Google, Facebook and Twitter won't have to pay domestic tax under new IT rules

It seems a golden time for the global tech companies including GoogleFacebook and Twitter, appointing grievance officers beneath new information technology(IT) guidelines does not suggest that they have an “everlasting institution” in India.

 

But when their native workplace performs enterprise features and contributes to the income of a father or mother agency overseas, it could appeal to home taxes stated by two folks within the income division.

 

Despite having local offices in the country, their entire income does not come under the tax net due to different tax structures under which they operate.
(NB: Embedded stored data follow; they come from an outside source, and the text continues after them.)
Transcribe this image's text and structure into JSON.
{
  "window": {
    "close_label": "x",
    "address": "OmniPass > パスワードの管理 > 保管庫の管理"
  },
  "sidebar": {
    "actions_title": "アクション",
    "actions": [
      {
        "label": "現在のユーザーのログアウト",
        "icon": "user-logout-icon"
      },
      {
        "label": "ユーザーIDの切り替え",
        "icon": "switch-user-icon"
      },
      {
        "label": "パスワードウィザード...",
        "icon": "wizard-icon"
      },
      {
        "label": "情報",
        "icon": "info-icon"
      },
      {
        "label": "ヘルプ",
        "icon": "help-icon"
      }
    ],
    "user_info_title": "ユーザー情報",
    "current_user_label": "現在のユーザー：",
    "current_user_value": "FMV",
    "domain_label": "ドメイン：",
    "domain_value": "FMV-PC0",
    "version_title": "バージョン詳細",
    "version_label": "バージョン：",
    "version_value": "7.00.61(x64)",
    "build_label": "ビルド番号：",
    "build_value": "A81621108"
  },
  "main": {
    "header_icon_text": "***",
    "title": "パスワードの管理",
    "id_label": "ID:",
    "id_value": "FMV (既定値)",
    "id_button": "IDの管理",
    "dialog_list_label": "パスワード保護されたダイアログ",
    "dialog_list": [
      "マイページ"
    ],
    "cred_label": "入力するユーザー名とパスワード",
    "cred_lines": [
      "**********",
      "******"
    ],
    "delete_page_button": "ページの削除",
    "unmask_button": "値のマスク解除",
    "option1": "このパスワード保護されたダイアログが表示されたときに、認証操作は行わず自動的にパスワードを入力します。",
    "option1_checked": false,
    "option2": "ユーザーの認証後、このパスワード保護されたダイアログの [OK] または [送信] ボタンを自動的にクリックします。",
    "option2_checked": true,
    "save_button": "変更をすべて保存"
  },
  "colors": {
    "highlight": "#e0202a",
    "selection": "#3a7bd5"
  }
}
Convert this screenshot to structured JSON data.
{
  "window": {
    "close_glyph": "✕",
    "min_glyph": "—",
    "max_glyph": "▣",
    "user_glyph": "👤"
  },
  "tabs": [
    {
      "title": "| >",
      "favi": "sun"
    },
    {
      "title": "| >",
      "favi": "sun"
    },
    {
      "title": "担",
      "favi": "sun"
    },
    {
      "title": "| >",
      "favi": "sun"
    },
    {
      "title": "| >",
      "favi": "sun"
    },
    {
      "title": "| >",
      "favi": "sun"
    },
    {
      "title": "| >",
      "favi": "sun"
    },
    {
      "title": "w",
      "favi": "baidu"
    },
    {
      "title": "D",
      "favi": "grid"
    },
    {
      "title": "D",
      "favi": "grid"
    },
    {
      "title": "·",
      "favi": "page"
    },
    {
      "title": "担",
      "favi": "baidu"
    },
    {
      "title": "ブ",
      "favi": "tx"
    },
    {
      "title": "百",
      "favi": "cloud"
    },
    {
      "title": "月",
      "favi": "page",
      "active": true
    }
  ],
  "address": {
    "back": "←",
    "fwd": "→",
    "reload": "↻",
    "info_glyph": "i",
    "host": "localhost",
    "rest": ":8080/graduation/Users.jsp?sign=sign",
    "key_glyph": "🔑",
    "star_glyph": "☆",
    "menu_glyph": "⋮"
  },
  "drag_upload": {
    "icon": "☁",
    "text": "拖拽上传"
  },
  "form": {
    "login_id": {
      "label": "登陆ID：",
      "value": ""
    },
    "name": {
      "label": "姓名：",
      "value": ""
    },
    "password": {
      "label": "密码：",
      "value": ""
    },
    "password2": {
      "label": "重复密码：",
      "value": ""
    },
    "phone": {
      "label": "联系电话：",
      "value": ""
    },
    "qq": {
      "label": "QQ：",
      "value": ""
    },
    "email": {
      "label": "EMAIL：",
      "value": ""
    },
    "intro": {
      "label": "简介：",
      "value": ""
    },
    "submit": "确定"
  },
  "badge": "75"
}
However, they pay an equalisation levy of 6% on their advertising revenue and digital transactions.

 

At the same time, the tax department argued that the appointing of a nodal or compliance officer in India under the new rules implies the company has a permanent establishment in India, experts said. With this they should therefore pay the appropriate taxes-at least 25% but possibly as much as 42%--on the entire income generated in the country.

 

Government has to come with high level of reform measure in the paper by not just talking with the babu’s who were driving their ministry from UPA II. A question is on how they will reverse the same policy which they have made. It is definitely a tough decision but the government has to take the call at some point of time. Let’s see another instance..

 

While India aspires to become a $5 trillion economy, dependencies are high on its growth sectors. One such sector is travel and tourism, identified as an integral pillar of GoI’s ‘Make in India’ initiative, and a significant job creator.

 

According to the World Travel and Tourism Council (WTTC), tourism generated $240 billion, or 9.2% of India’s GDP, in 2018, and supported 42.67 million jobs - 8.1% of its total employment. It was also the third largest foreign exchange earner. GoI seems to understand this, and is focusing on creating and fostering tourism in different areas such as medical, rural, lighthouse and spiritual tourism.

 

But the tourism sector remains stunted due to certain onerous taxes and regulations that apply to only those who are located, and operate from, a ‘permanent establishment’ in India. Surprisingly, businesses that offer similar services but are located abroad, aren’t bound by these regulations and compliances, and customers have the option to procure the same services at much lesser costs - due to no goods and services tax (GST), permanent account number (PAN) and know your customer (KYC) requirements -from overseas operators.

 

An expert said, the Covid-19 pandemic may indeed be hitting India’s tourism sector hard. But the regulations deal a long-term blow to India-based companies, encouraging forex outflow and revenue losses for government.

 

The simplest solution for this is a centralised registration mechanism on the lines of ‘One Nation One Tax’ and ‘Digital India’. There would be no loss to state governments as operators would be charged integrated GST (IGST) from their centralised location, and revenue would accrue to the state where the place of supply would be.

 

The worldwide taxation guidelines ,significantly with respect to everlasting institutions, have been the vital space for multinationals as the principles normally name for taxing the revenue in international locations the place they create worth.